A machine learning model to identify early stage symptoms of SARS-Cov-2 infected patients

Md Martuza Ahamad; Sakifa Aktar; Md Rashed-Al-Mahfuz; Shahadat Uddin; Pietro Liò; Haoming Xu; Matthew A Summers; Julian M W Quinn; Mohammad Ali Moni

doi:10.1016/j.eswa.2020.113661

A machine learning model to identify early stage symptoms of SARS-Cov-2 infected patients

Expert Syst Appl. 2020 Dec 1:160:113661. doi: 10.1016/j.eswa.2020.113661. Epub 2020 Jun 20.

Authors

Md Martuza Ahamad¹, Sakifa Aktar¹, Md Rashed-Al-Mahfuz², Shahadat Uddin³, Pietro Liò⁴, Haoming Xu^{5

6}, Matthew A Summers^{7

8}, Julian M W Quinn^{7

9}, Mohammad Ali Moni^{7

10}

Affiliations

¹ Department of Computer Science and Engineering, Bangabandhu Sheikh Mujibur Rahman Science & Technology University, Gopalganj 8100, Bangladesh.
² Department of Computer Science and Engineering, University of Rajshahi, Rajshahi 6205, Bangladesh.
³ Complex Systems Research Group, Faculty of Engineering, The University of Sydney, Darlington, NSW 2008, Australia.
⁴ Computer Laboratory, The University of Cambridge, 15 JJ Thomson Avenue, Cambridge, UK.
⁵ Department of Biomedical Engineering, Duke University, Durham, NC 27708, USA.
⁶ Chengdu Institute of Public Administration, Sichuan, 610110, China.
⁷ The Garvan Institute of Medical Research, Healthy Ageing Theme, Darlinghurst, NSW, Australia.
⁸ St Vincent's Clinical School, University of New South Wales, Faculty of Medicine, Sydney, Australia.
⁹ Royal North Shore Hospital SERT Institute, St.
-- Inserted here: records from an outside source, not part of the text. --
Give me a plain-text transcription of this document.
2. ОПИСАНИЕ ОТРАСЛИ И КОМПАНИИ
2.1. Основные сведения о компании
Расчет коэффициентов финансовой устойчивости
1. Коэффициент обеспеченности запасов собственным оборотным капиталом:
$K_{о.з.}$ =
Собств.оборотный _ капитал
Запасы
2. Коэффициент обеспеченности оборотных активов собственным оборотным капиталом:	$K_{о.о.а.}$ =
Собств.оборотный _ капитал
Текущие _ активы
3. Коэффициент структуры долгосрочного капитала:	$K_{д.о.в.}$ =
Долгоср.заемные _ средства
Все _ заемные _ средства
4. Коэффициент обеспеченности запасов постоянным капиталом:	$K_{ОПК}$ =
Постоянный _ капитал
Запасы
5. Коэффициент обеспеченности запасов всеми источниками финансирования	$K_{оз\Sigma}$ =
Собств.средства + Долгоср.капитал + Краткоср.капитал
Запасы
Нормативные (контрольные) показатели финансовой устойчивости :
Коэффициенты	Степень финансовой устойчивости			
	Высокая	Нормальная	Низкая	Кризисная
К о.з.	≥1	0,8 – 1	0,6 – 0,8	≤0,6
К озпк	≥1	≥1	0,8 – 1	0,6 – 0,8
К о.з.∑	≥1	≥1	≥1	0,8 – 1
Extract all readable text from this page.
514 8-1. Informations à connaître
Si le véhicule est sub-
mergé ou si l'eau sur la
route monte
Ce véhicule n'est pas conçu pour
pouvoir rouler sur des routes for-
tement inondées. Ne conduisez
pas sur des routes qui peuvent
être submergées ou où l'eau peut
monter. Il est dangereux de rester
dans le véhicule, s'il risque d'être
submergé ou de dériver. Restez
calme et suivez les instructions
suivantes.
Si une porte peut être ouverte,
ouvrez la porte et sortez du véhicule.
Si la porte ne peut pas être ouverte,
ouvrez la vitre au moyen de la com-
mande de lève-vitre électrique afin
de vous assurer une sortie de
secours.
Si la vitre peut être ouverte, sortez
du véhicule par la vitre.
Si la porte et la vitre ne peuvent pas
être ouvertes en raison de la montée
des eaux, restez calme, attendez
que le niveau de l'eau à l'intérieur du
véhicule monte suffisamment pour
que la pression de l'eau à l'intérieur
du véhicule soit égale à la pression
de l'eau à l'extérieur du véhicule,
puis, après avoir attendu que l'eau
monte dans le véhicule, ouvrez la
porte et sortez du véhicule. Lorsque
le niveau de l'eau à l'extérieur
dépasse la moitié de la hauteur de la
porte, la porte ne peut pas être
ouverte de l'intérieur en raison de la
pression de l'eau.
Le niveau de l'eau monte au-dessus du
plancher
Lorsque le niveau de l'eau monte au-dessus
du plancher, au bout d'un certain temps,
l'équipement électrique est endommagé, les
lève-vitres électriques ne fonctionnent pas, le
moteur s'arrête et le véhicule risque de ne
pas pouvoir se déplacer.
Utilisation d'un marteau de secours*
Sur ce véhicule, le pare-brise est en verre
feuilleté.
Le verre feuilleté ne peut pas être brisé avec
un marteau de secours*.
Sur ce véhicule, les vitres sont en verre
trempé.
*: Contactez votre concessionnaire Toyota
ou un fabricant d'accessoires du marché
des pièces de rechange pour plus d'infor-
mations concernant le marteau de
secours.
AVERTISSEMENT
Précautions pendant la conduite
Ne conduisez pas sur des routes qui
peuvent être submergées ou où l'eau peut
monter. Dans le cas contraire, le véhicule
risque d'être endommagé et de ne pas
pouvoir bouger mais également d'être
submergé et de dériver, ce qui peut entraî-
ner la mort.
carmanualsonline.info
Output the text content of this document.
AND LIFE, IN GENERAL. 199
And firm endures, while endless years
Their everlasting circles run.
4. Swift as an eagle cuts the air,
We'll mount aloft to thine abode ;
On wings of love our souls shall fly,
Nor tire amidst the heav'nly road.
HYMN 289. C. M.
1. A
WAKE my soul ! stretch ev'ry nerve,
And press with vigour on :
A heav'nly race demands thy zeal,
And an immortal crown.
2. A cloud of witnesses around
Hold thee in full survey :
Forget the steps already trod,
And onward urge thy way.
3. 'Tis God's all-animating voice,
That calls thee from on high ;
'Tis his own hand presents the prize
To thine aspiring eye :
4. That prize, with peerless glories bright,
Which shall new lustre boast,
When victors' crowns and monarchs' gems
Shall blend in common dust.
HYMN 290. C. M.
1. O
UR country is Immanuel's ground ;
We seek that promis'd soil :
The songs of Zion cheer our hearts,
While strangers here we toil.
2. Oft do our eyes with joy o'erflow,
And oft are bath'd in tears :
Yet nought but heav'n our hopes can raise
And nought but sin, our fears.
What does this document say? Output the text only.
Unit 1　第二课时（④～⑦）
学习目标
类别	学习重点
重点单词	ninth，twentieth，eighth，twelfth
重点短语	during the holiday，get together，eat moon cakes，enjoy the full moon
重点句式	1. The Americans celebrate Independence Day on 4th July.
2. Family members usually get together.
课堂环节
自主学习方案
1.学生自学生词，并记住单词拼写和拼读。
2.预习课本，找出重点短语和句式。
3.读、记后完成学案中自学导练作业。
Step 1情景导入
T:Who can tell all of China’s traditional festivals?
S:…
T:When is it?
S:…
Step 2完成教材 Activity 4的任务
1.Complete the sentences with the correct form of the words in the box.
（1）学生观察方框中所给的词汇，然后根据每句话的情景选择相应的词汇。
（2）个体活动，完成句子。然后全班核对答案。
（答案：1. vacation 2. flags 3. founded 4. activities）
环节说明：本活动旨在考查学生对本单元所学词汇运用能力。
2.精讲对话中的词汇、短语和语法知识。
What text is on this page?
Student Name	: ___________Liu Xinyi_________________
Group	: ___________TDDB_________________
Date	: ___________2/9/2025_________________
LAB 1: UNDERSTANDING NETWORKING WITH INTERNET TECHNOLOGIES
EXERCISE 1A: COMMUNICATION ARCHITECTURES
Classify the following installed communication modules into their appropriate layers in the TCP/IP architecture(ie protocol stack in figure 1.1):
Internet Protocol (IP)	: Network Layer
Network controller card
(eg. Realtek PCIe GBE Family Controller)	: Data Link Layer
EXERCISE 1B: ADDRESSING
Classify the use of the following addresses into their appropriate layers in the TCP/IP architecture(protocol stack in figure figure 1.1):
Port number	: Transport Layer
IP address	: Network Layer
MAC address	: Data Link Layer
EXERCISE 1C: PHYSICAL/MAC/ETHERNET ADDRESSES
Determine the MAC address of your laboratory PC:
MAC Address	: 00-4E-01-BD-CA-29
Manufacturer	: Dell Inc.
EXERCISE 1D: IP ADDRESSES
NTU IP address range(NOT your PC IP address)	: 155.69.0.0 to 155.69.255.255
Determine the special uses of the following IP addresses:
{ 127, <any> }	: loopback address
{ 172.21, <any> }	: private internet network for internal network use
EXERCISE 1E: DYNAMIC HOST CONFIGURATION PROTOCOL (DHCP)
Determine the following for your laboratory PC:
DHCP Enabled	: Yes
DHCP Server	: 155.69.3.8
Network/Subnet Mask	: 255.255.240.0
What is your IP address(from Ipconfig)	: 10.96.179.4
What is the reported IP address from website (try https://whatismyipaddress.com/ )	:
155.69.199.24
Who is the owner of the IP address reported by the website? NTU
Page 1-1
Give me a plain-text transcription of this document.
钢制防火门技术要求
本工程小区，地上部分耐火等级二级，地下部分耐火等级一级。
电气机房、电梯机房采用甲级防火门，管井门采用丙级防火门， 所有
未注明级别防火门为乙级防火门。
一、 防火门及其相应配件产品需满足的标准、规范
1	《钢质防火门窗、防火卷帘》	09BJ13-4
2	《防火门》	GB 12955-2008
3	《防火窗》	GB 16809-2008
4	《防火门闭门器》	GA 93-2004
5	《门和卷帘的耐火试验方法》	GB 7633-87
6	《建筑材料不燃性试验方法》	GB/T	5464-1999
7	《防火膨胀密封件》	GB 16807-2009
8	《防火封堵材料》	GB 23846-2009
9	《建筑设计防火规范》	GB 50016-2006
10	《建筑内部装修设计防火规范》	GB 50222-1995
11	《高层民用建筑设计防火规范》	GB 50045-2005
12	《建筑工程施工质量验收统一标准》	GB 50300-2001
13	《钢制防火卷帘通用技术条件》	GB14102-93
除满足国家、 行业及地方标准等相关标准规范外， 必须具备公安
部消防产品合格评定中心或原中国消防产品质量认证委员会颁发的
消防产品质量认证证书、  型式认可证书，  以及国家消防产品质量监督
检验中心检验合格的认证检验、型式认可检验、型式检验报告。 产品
Leonards, NSW Australia.
¹⁰ WHO Collaborating Centre on eHealth, UNSW Digital Health, School of Public Health and Community Medicine, Faculty of Medicine, UNSW Sydney, Australia.

Abstract

The recent outbreak of the respiratory ailment COVID-19 caused by novel coronavirus SARS-Cov2 is a severe and urgent global concern. In the absence of effective treatments, the main containment strategy is to reduce the contagion by the isolation of infected individuals; however, isolation of unaffected individuals is highly undesirable. To help make rapid decisions on treatment and isolation needs, it would be useful to determine which features presented by suspected infection cases are the best predictors of a positive diagnosis. This can be done by analyzing patient characteristics, case trajectory, comorbidities, symptoms, diagnosis, and outcomes. We developed a model that employed supervised machine learning algorithms to identify the presentation features predicting COVID-19 disease diagnoses with high accuracy. Features examined included details of the individuals concerned, e.g., age, gender, observation of fever, history of travel, and clinical details such as the severity of cough and incidence of lung infection. We implemented and applied several machine learning algorithms to our collected data and found that the XGBoost algorithm performed with the highest accuracy (>85%) to predict and select features that correctly indicate COVID-19 status for all age groups. Statistical analyses revealed that the most frequent and significant predictive symptoms are fever (41.1%), cough (30.3%), lung infection (13.1%) and runny nose (8.43%). While 54.4% of people examined did not develop any symptoms that could be used for diagnosis, our work indicates that for the remainder, our predictive model could significantly improve the prediction of COVID-19 status, including at early stages of infection.

Keywords: COVID-19; Coronavirus; Early stage symptom; Machine learning; SARS-Cov-2.